What I’m trying to do is show how much better it is when you have a clear focus and you support it with every single part of your story.
Here’s the full paragraph/elevator pitch:
Law firms don’t suit startups. We know, we’re lawyers and startup operators. 30% of lawyers quit the profession. Our platform lets them go solo, on their own terms. This creates a supply of startup-friendly lawyers who use our marketplace to sell flat-rate services. We charge 20%. We’ll add more fractional services as they grow and this market is huge and growing, but fragmented. Goodlawyer wins where expertise and price matter because we focus exclusively on founders. We’re already popular in top tech cities in Canada with over 2400 paying clients and 3x revenue growth. We’re raising a $3M seed round to expand.
A 1-liner would be:
“A marketplace for flat rate legal services powered by solo lawyers who use our virtual firm tools.”
Neither is good marketing copy but they tell a clearer story than what they had originally.
The most difficult part of storytelling is leaving things out. That’s easy for me because I literally do not know much about them. But the important skill to develop is pulling back from giving the audience everything. Make them do a little work.
Part 2: How to talk about a 2-sided market
It’s tough to talk about a 2-sided marketplace. Picking one side feels like you’re hiding part of the story. Balancing both sides can easily become a lecture on marketplace mechanics, not a pitch to invest in a startup!
I definitely feel indecisiveness in Goodlawyer’s pitch deck. It’s why their story feels disjointed. It’s also probably why they felt the need to put in so many charts and graphs. Once your goal is to tell a complete story it’s hard to say no to one more piece of information.

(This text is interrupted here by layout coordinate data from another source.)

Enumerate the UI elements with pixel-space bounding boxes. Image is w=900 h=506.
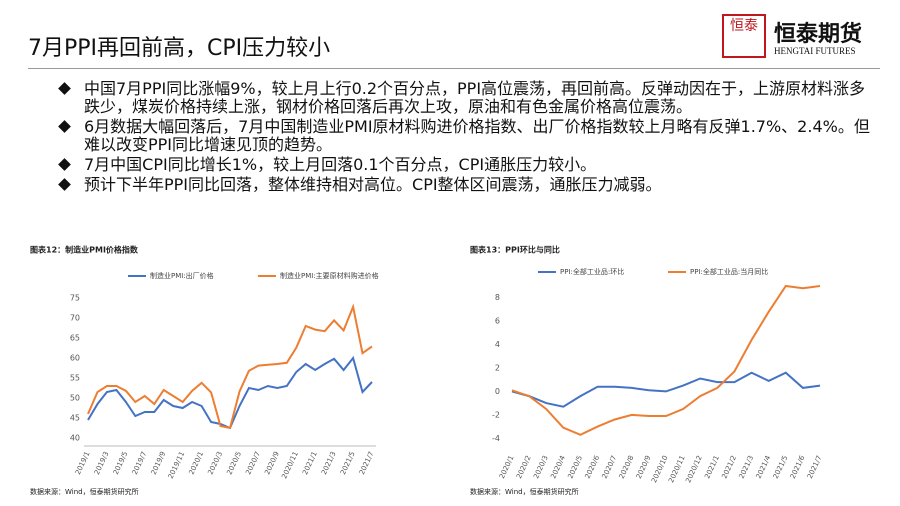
x-tick-label: 2019/1 bbox=[74, 450, 92, 476]
x-tick-label: 2021/7 bbox=[358, 450, 376, 476]
series-line bbox=[511, 371, 821, 408]
x-tick-label: 2020/9 bbox=[635, 454, 653, 480]
y-tick-label: 6 bbox=[495, 317, 500, 326]
y-tick-label: 55 bbox=[70, 374, 80, 383]
x-tick-label: 2021/1 bbox=[301, 450, 319, 476]
y-tick-label: -2 bbox=[492, 410, 500, 419]
y-tick-label: 40 bbox=[70, 434, 80, 443]
bullet-list: 中国7月PPI同比涨幅9%，较上月上行0.2个百分点，PPI高位震荡，再回前高。… bbox=[58, 80, 878, 196]
legend-label: PPI:全部工业品:当月同比 bbox=[690, 267, 768, 276]
x-tick-label: 2020/4 bbox=[549, 454, 567, 480]
y-tick-label: 8 bbox=[495, 293, 500, 302]
bullet: 中国7月PPI同比涨幅9%，较上月上行0.2个百分点，PPI高位震荡，再回前高。… bbox=[58, 80, 878, 116]
y-tick-label: 0 bbox=[495, 387, 500, 396]
x-tick-label: 2020/8 bbox=[618, 454, 636, 480]
bullet: 7月中国CPI同比增长1%，较上月回落0.1个百分点，CPI通胀压力较小。 bbox=[58, 156, 878, 174]
chart-title: 图表13：PPI环比与同比 bbox=[470, 245, 560, 255]
x-tick-label: 2020/1 bbox=[498, 454, 516, 480]
y-tick-label: 4 bbox=[495, 340, 500, 349]
x-tick-label: 2020/12 bbox=[684, 454, 704, 484]
chart-title: 图表12：制造业PMI价格指数 bbox=[30, 245, 139, 255]
logo: 恒泰 恒泰期货 HENGTAI FUTURES bbox=[722, 14, 882, 64]
series-line bbox=[87, 303, 373, 430]
y-tick-label: 45 bbox=[70, 414, 80, 423]
x-tick-label: 2021/7 bbox=[806, 454, 824, 480]
legend-label: PPI:全部工业品:环比 bbox=[560, 267, 624, 276]
y-tick-label: 65 bbox=[70, 334, 80, 343]
x-tick-label: 2021/3 bbox=[738, 454, 756, 480]
legend-label: 制造业PMI:出厂价格 bbox=[150, 271, 214, 280]
x-tick-label: 2019/9 bbox=[150, 450, 168, 476]
x-tick-label: 2021/6 bbox=[789, 454, 807, 480]
x-tick-label: 2020/5 bbox=[566, 454, 584, 480]
series-line bbox=[87, 355, 373, 430]
x-tick-label: 2019/5 bbox=[112, 450, 130, 476]
x-tick-label: 2021/5 bbox=[772, 454, 790, 480]
slide-title: 7月PPI再回前高，CPI压力较小 bbox=[28, 36, 331, 61]
y-tick-label: 75 bbox=[70, 294, 80, 303]
x-tick-label: 2020/1 bbox=[188, 450, 206, 476]
x-tick-label: 2019/11 bbox=[167, 450, 187, 480]
x-tick-label: 2020/11 bbox=[280, 450, 300, 480]
y-tick-label: 50 bbox=[70, 394, 80, 403]
logo-mark: 恒泰 bbox=[722, 14, 766, 58]
logo-en: HENGTAI FUTURES bbox=[774, 46, 856, 56]
legend-label: 制造业PMI:主要原材料购进价格 bbox=[280, 271, 379, 280]
y-tick-label: -4 bbox=[492, 434, 500, 443]
series-line bbox=[511, 284, 821, 436]
x-tick-label: 2021/1 bbox=[703, 454, 721, 480]
x-tick-label: 2021/5 bbox=[339, 450, 357, 476]
x-tick-label: 2021/4 bbox=[755, 454, 773, 480]
x-tick-label: 2020/3 bbox=[532, 454, 550, 480]
chart-source: 数据来源：Wind，恒泰期货研究所 bbox=[30, 487, 139, 496]
x-tick-label: 2020/2 bbox=[515, 454, 533, 480]
x-tick-label: 2021/3 bbox=[320, 450, 338, 476]
logo-name: 恒泰期货 bbox=[774, 22, 863, 47]
x-tick-label: 2020/5 bbox=[225, 450, 243, 476]
x-tick-label: 2020/9 bbox=[263, 450, 281, 476]
title-rule bbox=[28, 68, 880, 69]
y-tick-label: 60 bbox=[70, 354, 80, 363]
x-tick-label: 2020/3 bbox=[206, 450, 224, 476]
chart-source: 数据来源：Wind，恒泰期货研究所 bbox=[470, 487, 579, 496]
x-tick-label: 2021/2 bbox=[720, 454, 738, 480]
bullet: 6月数据大幅回落后，7月中国制造业PMI原材料购进价格指数、出厂价格指数较上月略… bbox=[58, 118, 878, 154]
x-tick-label: 2019/7 bbox=[131, 450, 149, 476]
bullet: 预计下半年PPI同比回落，整体维持相对高位。CPI整体区间震荡，通胀压力减弱。 bbox=[58, 176, 878, 194]
x-tick-label: 2020/7 bbox=[601, 454, 619, 480]
x-tick-label: 2020/6 bbox=[584, 454, 602, 480]
y-tick-label: 2 bbox=[495, 364, 500, 373]
y-tick-label: 70 bbox=[70, 314, 80, 323]
x-tick-label: 2019/3 bbox=[93, 450, 111, 476]
x-tick-label: 2020/7 bbox=[244, 450, 262, 476]
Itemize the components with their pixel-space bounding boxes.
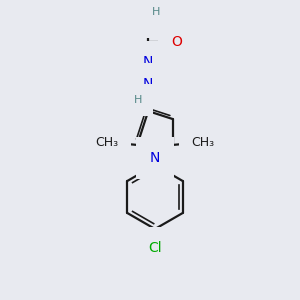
Text: H: H — [134, 95, 142, 105]
Text: CH₃: CH₃ — [191, 136, 214, 149]
Text: N: N — [143, 10, 153, 24]
Text: H: H — [136, 7, 144, 17]
Text: O: O — [172, 35, 182, 49]
Text: N: N — [143, 77, 153, 91]
Text: N: N — [143, 55, 153, 69]
Text: CH₃: CH₃ — [96, 136, 119, 149]
Text: H: H — [135, 53, 143, 63]
Text: N: N — [150, 151, 160, 165]
Text: H: H — [152, 7, 160, 17]
Text: Cl: Cl — [148, 241, 162, 255]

Three ways to tell a marketplace story
I created three versions of the Goodlawyer story to show how they could tell essentially the same story with a slightly different focus:
Both demand side and supply side stories can end up at the same place. They’re somewhat interchangeable, but it depends on which side of the story they feel is stronger. Not everyone is sympathetic to lawyers’ problems, for example.
Of the three approaches, balancing both sides is the hardest. But it can definitely work if you can avoid over-explaining the mechanics. And this might be the best approach for a startup like Goodlawyer who already has traction.
How this affects your slides
After you pick an approach (supply, demand, both) it’s important that the rest of the slides in the pitch deck have the same focus. It’s confusing if you switch sides every other slide, which Goodlawyer did sometimes.
Here is table showing how 5 key slides would answer different questions depending on how you wanted to tell your marketplace story:
No matter what option Goodlawyer picks, the most important thing is not to switch and not to aim for completeness. That’s the only option that is guaranteed to fail.
Part 3: Slide walkthrough
Here is the complete slide deck along with my comments. Some of these are quite minor. I feel that if Goodlawyer refocused their story based on the analysis above, many of these things would probably be solved.
Final thoughts
My 1-line summary of the Goodlawyer pitch deck would be: a great vertical marketplace with huge potential that needs a more exciting story. Compared to many pitch decks I’ve seen, this was already better than average at the start.
Hopefully we’ve found ways to make it closer to extraordinary, which is always the goal.